Wiemy już, jak wyglądało I półrocze i że mogłoby być rekordowe, gdyby spółka nie poniosła kosztów związanych z przydziałem akcji pracowniczych. A co z drugim półroczem?
Nie będziemy publikować prognoz finansowych, ale mogę powiedzieć, że w IV kwartale uruchomimy nowe ściany wydobywcze, dzięki czemu produkcja węgla powinna wzrosnąć. Powrócimy też do eksploatacji ścian w kopalniach Krupiński i Jas-Mos, które zostały wyłączone z ruchu z powodu zdarzeń górniczych.

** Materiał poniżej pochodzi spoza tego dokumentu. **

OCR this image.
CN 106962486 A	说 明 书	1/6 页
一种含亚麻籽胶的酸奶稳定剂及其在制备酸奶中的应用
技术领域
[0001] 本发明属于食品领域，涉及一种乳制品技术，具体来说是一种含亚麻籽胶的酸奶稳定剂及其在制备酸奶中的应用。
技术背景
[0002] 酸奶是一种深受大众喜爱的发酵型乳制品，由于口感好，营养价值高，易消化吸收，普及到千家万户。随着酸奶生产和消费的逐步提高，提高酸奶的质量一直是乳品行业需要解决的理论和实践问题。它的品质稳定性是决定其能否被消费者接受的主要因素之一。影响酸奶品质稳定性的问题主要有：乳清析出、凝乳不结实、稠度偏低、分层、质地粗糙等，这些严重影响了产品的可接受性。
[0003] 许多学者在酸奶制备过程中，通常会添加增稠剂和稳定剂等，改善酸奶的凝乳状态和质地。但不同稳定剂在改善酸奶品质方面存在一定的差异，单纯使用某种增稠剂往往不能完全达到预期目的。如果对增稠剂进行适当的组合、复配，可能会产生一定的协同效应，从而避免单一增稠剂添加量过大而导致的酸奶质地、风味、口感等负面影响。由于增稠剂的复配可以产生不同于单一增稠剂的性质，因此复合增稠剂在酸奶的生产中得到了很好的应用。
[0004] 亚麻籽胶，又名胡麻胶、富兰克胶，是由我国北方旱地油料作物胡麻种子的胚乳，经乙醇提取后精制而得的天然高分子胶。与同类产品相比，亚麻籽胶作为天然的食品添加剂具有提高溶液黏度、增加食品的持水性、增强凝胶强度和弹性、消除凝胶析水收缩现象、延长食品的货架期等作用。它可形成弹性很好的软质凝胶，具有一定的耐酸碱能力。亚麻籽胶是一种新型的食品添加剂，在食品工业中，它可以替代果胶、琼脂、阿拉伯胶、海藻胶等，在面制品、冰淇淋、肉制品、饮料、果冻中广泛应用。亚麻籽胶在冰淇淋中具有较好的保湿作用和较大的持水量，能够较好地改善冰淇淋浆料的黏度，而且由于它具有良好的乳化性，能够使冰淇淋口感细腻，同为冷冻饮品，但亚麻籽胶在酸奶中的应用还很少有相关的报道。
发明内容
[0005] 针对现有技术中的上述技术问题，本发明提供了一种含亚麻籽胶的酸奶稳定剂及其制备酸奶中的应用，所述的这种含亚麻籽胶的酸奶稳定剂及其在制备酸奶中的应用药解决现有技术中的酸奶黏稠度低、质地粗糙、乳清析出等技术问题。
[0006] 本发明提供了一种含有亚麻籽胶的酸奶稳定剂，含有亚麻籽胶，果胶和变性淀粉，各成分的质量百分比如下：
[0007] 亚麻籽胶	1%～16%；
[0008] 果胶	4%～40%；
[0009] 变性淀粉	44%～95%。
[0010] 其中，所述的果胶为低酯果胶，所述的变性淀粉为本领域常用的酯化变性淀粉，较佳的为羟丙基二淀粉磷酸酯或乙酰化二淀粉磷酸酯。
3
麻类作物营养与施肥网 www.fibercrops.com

Na wynikach pierwszego półrocza zaciążyło utworzenie rezerwy na bezpłatne akcje dla pracowników, co jest zdarzeniem jednorazowym i nie pociągającym za sobą żadnych wydatków. Z powodu tej rezerwy obecny obraz spółki jest zniekształcony, rzeczywisty obraz znajdzie odbicie dopiero w wynikach za przyszły rok.
Ale perspektywy dla cen węgla koksowego nie są obiecujące.
W naszej ocenie III i IV kwartał nie powinny przynieść drastycznych zmian na rynku węgla i koksu. Oczywiście bierzemy pod uwagę scenariusz spowolnienia, dlatego część inwestycji, które realizujemy, idzie w kierunku poprawy efektywności i redukcji kosztów. W III kwartale odnotowaliśmy pewną korektę cen, ale i tak są one wyższe niż w roku 2010, który był dla JSW bardzo dobry.